The cross-listing of Eshraq’s shares is expected to take place on the Dubai Financial Market (DFM), which will enable the company to reach a wider pool of investors and increase its visibility in the UAE’s capital markets. The company’s shares are currently listed on the Abu Dhabi Securities Exchange (ADX).

Commenting on the approval, Eshraq’s Chairman, Jassim Alseddiqi, said: “The cross-listing of our shares on the DFM represents a significant milestone in our journey to enhance our liquidity and position ourselves as a leading player in the UAE’s real estate market. We are confident that this move will enable us to tap into new sources of capital and unlock greater value for our shareholders.”

In addition to the cross-listing, Eshraq’s shareholders have also approved a share buyback program of up to AED 110 million. The program, which will be implemented over the next 12 months, will allow the company to repurchase its own shares in the open market, which will boost the value of its remaining shares and provide an additional return to its investors.

The share buyback program is a popular tool used by companies to boost their stock prices and signal their confidence in the future performance of their business. By reducing the number of outstanding shares, companies can increase the earnings per share and provide a boost to their financial metrics.

Eshraq has been actively pursuing a strategy of enhancing its liquidity and improving its market position in recent years. The company has been investing in a range of real estate projects across the UAE, including residential, commercial, and hospitality developments.

The company has also been focusing on strengthening its balance sheet, reducing its debt levels, and increasing its cash reserves. In 2020, the company reported a net profit of AED 22 million, up from AED 10.6 million in 2019, which was driven by a combination of higher revenues and lower expenses.

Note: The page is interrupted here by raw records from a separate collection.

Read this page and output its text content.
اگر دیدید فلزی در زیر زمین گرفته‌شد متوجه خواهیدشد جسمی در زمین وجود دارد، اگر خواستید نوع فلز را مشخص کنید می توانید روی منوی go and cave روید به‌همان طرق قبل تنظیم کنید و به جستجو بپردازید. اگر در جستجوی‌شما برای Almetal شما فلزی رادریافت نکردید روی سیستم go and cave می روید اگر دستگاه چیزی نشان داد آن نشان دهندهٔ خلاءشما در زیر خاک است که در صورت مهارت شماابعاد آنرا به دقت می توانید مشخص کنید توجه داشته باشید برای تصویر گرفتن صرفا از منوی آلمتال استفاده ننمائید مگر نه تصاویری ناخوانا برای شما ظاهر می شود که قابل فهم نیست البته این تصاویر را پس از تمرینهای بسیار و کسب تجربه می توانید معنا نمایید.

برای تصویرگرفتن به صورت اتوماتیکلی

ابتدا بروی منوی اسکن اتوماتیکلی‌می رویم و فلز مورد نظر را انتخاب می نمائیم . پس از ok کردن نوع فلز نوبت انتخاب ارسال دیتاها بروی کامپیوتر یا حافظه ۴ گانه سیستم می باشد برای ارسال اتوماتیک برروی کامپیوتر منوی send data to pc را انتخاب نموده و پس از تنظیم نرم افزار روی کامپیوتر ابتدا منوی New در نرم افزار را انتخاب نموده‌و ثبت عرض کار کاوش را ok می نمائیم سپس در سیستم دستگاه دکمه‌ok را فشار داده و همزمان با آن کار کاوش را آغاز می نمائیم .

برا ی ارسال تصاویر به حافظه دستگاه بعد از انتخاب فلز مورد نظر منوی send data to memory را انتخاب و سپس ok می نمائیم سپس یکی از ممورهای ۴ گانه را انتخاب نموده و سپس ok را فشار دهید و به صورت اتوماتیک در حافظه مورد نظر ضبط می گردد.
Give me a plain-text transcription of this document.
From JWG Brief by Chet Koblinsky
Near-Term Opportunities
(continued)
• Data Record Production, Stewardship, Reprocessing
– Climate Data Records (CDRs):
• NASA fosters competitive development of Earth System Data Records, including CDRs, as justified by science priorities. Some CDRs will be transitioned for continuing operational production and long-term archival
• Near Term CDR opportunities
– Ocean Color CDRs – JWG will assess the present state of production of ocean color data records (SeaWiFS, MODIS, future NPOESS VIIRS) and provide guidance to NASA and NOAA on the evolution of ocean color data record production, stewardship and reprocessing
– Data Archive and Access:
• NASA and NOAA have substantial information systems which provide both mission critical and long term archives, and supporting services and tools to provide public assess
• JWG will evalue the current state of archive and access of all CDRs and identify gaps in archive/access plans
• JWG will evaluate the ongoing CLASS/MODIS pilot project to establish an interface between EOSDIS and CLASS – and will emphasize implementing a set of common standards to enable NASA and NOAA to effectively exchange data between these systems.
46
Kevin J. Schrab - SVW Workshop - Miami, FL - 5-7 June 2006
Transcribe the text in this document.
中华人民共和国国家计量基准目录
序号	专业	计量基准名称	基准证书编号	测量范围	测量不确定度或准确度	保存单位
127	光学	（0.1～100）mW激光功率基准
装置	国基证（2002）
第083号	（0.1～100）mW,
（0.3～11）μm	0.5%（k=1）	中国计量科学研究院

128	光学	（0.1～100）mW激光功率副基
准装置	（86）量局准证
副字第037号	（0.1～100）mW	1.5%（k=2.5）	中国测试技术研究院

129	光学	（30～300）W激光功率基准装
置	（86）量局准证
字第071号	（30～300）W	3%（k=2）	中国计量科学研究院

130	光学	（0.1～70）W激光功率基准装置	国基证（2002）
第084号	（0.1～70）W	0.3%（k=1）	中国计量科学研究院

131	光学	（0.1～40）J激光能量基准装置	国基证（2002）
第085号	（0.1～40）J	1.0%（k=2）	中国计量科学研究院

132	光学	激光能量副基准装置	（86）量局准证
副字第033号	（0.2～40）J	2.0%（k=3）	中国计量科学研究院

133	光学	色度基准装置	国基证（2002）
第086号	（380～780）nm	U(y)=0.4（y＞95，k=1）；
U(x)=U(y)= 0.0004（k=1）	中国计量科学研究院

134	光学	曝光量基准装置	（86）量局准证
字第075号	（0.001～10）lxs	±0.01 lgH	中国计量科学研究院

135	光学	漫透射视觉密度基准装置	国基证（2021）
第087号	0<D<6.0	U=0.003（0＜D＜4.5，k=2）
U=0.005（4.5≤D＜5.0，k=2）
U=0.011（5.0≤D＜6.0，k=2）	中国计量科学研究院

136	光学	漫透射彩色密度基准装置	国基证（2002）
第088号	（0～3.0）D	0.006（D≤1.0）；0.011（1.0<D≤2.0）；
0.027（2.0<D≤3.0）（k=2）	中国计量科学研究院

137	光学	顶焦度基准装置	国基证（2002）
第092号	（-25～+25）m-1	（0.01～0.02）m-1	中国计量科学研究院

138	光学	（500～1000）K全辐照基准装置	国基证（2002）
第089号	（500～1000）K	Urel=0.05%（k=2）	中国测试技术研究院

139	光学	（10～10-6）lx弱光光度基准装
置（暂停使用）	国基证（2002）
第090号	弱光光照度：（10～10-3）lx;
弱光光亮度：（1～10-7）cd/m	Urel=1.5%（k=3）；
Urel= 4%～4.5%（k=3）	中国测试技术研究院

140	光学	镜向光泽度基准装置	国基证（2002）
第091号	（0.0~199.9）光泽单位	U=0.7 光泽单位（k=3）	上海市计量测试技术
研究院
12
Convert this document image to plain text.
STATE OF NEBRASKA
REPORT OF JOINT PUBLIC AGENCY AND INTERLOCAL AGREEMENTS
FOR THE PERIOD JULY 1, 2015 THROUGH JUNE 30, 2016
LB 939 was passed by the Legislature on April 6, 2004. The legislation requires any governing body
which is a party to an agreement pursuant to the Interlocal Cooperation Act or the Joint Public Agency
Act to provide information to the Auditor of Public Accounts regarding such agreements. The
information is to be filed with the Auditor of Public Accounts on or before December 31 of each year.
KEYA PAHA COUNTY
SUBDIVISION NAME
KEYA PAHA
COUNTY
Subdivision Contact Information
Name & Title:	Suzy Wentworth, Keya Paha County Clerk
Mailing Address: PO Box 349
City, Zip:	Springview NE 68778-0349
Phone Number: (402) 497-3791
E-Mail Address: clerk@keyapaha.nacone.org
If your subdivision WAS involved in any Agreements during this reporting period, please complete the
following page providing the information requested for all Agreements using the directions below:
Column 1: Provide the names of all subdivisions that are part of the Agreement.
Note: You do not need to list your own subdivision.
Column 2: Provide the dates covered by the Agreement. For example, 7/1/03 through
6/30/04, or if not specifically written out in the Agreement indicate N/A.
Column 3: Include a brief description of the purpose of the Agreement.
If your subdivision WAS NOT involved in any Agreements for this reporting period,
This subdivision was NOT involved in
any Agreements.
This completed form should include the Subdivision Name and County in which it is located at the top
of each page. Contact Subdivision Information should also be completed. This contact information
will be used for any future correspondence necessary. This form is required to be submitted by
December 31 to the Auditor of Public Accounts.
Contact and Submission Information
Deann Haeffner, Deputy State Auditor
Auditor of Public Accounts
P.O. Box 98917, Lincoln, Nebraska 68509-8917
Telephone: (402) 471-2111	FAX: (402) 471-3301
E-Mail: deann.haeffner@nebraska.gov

The approval of the share buyback program and the cross-listing of its shares are expected to further strengthen Eshraq’s financial position and support its growth strategy. The company is well-positioned to benefit from the recovery in the UAE’s real estate market, which has been showing signs of resilience despite the challenges posed by the COVID-19 pandemic.

In conclusion, the approval of the cross-listing of Eshraq’s shares and the share buyback program is a positive development for the company and its shareholders. The move is expected to enhance the company’s liquidity, improve its market position, and provide an additional return to its investors. With a focus on strengthening its balance sheet and investing in a range of real estate projects across the UAE, Eshraq is well-positioned to capitalize on the growing opportunities in the country’s real estate market and deliver long-term value to its shareholders.